As noted in the previous post, there have been at least 460 human
cases of H7N9 reported in the current H7N9 outbreak between November 1, 2016
and February 27, 2017. Of great concern is a possibility that many of these
cases are a result of human-to-human transmission. There is little publicly available
information about the relationships, if any, among these hundreds of cases. To
date, only four two-person clusters have been reported by the World Health Organization
(WHO, January 17 and February 20) with family members comprising three of the
clusters. For all four of these clusters, the WHO notes that human-to-human
transmission cannot be ruled out.
One important clue to the nature of the outbreak is the geographic
distribution of the reported cases. An indirect signal of human-to-human
transmission can be multiple cases occurring in a localized geographic area within
a short period of time. The recent WHO line listing of H7N9 cases from China (Influenza at the Human Animal Interface: Summary
and Assessment, February 14, 2017), only provides the province or region for
each of the reported cases. Line lists of cases provided by the Centre for Health
Protection (CHP) Weekly Influenza Report
provide additional geographic locational information to the prefecture level (administrative
level 2) for individual cases. The Food and Agricultural Organization of the
United Nations (FAO) line list of H7N9 cases occasionally provides the
geographic locale of the county or administrative level 3 for some individual
cases.
The most accurate locational information for individual
cases is reported in local public health reports on Chinese websites. This information
has been translated to English by members at FluTrackers. Sharon Sanders at
FluTrackers has linked to these translated reports in the FluTrackers running
list of H7N9 cases. Unfortunately, local publication of data of confirmed H7N9 cases
in China are infrequent, so geographic details about individual cases beyond administrative
level 2, the prefecture level, are limited to only a handful of the reported
cases in this outbreak.
However, even with limited geo-locational information for
individual H7N9 cases, the geographic distribution of cases can be plotted and
is very informative. The map below provides a heat map of the distribution of
cases in eastern China computed from the prefecture level data. Overlaid on
this map are plotted locations of individual cases. The map shows the concentrations
of cases in the 2016-2017 H7N9 outbreak in the provinces of Jiangsu, Zhejiang,
Anhui, and Guangdong. In southern Jiangsu, hot spots include Suzhou, Wuxi,
Taizhou, and Changzhou. In northern and eastern Zhejiang, the hot spots are Hangzhou,
Ningbo, and Wenzhou. Hefei is the hot spot in central Anhui province and in central
Guangdong, Guangzhou is the location with the most reported infections.

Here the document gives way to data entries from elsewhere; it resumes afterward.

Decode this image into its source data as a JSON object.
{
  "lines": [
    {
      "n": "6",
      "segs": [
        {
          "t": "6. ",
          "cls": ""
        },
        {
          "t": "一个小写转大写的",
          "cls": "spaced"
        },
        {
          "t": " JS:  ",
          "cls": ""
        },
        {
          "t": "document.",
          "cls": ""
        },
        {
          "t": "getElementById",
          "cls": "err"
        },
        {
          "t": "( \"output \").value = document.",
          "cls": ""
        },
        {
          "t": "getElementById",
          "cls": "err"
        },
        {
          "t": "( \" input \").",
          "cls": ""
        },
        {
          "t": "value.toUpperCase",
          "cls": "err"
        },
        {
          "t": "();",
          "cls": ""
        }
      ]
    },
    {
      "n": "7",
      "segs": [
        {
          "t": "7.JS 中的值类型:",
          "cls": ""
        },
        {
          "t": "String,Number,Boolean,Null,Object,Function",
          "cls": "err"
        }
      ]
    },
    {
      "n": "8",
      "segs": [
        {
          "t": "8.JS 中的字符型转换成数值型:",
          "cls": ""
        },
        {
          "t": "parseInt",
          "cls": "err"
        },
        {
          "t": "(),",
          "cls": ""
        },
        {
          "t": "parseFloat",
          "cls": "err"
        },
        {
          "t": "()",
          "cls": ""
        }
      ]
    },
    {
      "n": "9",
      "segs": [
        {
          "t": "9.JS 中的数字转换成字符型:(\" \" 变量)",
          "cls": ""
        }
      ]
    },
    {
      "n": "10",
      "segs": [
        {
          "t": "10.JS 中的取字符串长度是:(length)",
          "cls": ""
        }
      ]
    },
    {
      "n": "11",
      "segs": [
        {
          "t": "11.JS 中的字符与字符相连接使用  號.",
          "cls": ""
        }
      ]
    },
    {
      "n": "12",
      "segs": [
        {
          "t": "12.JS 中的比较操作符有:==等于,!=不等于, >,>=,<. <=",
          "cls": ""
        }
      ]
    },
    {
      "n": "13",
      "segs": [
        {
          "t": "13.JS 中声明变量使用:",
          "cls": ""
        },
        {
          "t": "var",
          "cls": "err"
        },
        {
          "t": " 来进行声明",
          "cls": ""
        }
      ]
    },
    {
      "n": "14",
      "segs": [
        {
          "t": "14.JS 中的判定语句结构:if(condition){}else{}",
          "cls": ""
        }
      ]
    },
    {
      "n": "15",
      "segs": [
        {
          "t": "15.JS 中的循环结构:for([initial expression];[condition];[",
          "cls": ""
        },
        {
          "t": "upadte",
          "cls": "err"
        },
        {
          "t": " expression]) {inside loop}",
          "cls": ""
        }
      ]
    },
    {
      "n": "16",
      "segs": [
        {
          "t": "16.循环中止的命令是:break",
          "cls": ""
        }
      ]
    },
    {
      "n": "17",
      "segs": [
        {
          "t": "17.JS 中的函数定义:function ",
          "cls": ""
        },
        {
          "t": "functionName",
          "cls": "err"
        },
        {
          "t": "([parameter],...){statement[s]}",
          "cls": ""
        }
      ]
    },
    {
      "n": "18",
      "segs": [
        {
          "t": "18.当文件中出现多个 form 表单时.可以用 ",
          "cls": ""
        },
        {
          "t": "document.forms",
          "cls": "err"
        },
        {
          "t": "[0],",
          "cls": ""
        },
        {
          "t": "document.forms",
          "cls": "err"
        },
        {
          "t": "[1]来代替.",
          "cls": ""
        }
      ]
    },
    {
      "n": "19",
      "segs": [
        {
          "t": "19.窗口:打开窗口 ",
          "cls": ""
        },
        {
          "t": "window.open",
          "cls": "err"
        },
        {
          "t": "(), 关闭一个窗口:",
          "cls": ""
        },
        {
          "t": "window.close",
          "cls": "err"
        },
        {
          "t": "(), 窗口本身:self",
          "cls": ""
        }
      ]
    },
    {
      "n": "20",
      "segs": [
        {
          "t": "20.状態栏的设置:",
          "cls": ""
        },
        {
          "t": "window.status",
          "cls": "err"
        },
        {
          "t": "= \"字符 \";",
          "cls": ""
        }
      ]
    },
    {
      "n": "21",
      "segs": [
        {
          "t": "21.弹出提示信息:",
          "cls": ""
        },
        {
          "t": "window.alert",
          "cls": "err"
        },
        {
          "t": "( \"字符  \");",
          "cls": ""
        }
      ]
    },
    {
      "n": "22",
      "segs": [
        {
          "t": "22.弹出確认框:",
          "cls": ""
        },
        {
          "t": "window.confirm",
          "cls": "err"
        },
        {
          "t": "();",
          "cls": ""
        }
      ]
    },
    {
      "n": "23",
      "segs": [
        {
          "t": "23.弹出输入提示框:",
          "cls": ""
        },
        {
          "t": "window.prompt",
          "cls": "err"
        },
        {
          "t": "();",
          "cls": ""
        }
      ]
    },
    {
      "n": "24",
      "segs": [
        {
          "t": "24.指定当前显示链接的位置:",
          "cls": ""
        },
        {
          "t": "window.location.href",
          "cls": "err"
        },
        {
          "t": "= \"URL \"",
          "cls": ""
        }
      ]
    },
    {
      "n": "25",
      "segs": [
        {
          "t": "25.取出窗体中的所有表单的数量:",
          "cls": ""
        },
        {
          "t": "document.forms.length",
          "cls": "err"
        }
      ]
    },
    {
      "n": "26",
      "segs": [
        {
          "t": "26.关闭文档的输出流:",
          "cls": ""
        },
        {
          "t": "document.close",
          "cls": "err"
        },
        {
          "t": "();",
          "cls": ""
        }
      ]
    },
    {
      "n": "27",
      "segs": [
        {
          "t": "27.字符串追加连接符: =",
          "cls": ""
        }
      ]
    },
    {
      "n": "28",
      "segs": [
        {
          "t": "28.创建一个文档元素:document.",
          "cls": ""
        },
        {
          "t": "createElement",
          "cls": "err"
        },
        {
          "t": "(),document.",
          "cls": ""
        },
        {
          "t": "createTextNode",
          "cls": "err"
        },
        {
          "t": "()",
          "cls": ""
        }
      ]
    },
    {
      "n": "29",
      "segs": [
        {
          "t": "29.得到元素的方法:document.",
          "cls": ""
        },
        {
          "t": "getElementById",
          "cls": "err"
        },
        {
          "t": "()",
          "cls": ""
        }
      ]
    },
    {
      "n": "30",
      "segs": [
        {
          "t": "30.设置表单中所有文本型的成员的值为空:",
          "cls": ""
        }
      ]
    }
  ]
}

This map also shows that cases are widely scattered
throughout many provinces during the current outbreak. The widely dispersed nature
of these cases provides indirect support that human-to-human transmission is not
occurring in these areas and the infections are resulting primarily from
animal-to-human transmission. Even the increased number of cases in the hot
spot locations does not mean that human-to-human transmission is occurring. The
prefecture level cities mentioned above have very large populations most
exceeding several million people. Were human-to-human transmission occurring in
these areas we would expect many more reported cases.